Faits saillants de la situation

Une nouvelle loi au Chili a établi une procédure pour « rediriger » vers la frontière les réfugiés et les migrants qui entrent dans le pays par des passages irréguliers. Cette nouvelle mesure entre en vigueur dans un contexte de tensions sociales accrues le long de la frontière nord du Chili avec la Bolivie et le Pérou et alors que la police et l’armée renforcent leur présence dans la région.

Les mouvements mixtes dans la région restent imprévisibles. Les Vénézuéliens continuent de constituer la majorité de ceux qui arrivent au Panama par le Darien Gap, bien que des Cubains, des Haïtiens et des Sénégalais continuent également d’arriver.

Au Mexique, les demandes d’asile de ressortissants vénézuéliens ont dépassé celles reçues de citoyens haïtiens et honduriens au cours de la première semaine de février.

Les itinéraires sont devenus plus complexes car les restrictions de voyage et de santé liées au COVID-19 limitent les points d’entrée officiels. L’arrivée des pluies saisonnières et des tempêtes dans les hautes terres d’Amérique du Sud a encore compliqué les choses. À Colchane, au Chili, de nombreux réfugiés et migrants – y compris des enfants – n’ont pas de vêtements adaptés au froid et à la pluie.

En l’absence de voies sûres suffisantes, beaucoup sont contraints de recourir à des traversées maritimes risquées. Un bébé est mort et la mère a été blessée lors d’une interception en mer au large de la côte sud-est de l’île de Trinidad. Le navire, qui transportait des Vénézuéliens, a été intercepté par les garde-côtes de Trinité-et-Tobago à son entrée sur le territoire maritime de la nation insulaire.

De fortes inondations au Brésil et en Équateur ont tué des dizaines de personnes et forcé de nombreuses autres à quitter leurs maisons. Les inondations en Haïti ont également forcé quelque 2 500 familles à chercher un abri temporaire, de la nourriture, des kits d’hygiène et de l’eau potable.

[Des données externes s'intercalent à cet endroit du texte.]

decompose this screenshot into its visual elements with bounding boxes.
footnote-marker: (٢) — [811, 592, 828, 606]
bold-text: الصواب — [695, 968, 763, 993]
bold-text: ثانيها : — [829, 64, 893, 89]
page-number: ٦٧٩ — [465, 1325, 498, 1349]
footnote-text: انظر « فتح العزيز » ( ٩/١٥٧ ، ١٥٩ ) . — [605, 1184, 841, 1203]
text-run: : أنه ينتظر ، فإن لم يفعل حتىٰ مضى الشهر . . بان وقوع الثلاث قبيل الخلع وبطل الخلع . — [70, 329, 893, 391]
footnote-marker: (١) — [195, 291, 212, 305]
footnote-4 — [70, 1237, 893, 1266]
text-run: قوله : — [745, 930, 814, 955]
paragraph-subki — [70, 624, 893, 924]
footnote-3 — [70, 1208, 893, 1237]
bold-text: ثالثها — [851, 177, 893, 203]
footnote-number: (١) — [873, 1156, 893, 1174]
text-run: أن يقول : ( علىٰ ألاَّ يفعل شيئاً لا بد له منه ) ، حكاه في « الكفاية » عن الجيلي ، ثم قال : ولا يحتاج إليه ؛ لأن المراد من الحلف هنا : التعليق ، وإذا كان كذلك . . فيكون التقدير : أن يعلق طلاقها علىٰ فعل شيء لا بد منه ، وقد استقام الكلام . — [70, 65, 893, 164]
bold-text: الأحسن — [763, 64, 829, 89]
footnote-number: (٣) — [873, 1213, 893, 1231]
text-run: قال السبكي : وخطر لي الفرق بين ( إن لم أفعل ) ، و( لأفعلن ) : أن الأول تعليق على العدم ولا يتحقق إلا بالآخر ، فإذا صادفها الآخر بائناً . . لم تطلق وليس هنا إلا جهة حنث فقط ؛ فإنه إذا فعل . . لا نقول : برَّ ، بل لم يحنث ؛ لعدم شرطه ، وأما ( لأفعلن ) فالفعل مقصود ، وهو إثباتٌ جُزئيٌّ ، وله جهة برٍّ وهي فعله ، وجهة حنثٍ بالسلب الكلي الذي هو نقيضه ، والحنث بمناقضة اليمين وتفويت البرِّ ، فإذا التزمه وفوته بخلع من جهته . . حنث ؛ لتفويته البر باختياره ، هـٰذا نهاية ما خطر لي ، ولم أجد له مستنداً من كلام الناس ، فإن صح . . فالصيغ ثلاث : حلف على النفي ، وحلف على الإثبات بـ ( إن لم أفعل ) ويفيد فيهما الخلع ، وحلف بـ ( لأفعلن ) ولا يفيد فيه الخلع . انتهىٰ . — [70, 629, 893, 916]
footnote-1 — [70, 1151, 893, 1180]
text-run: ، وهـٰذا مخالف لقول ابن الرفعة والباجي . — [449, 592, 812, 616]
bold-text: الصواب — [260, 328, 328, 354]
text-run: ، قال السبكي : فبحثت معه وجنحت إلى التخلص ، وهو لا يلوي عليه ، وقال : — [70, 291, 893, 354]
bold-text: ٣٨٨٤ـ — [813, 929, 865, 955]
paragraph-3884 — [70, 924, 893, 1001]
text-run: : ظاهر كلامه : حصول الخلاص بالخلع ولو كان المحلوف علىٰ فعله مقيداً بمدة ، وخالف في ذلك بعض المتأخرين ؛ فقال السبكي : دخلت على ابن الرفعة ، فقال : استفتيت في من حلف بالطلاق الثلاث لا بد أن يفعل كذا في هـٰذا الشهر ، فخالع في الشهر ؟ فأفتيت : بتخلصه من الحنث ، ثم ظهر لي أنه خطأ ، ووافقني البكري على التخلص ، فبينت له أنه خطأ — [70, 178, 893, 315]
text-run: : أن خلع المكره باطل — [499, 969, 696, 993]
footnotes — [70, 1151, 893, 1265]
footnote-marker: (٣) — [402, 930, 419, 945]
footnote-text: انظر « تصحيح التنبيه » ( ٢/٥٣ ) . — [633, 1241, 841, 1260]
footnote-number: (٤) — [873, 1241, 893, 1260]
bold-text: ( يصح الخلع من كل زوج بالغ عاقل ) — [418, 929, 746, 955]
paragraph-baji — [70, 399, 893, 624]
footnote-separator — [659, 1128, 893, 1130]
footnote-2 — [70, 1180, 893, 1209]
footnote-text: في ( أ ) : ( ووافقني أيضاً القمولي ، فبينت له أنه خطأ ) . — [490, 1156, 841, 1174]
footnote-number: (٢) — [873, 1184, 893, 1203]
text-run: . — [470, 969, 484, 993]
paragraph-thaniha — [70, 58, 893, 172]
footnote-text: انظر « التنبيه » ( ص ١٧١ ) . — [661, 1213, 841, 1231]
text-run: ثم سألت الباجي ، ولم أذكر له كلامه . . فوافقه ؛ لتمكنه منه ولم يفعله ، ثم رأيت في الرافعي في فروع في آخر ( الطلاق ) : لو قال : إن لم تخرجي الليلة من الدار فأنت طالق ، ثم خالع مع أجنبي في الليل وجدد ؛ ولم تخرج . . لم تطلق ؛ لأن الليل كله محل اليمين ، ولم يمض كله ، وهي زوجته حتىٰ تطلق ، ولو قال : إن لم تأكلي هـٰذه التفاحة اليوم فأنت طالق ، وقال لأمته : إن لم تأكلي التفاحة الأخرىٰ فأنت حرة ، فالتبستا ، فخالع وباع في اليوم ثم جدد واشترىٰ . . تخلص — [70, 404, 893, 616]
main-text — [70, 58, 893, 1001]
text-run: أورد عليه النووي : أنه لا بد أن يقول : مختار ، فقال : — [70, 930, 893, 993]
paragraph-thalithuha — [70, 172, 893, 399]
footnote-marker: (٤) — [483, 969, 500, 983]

Pour mieux comprendre les effets de la pandémie de COVID-19 sur les réfugiés et migrants vénézuéliens, une étude a été menée au Pérou, en Équateur, au Brésil, en Colombie, en Argentine, en République dominicaine, à Curaçao, à Trinité-et-Tobago et en Guyane. Cette étude a montré comment le confinement, l’isolement social et les expulsions forcées ont particulièrement affecté les enfants et les adolescents, les travailleuses du sexe et les populations autochtones.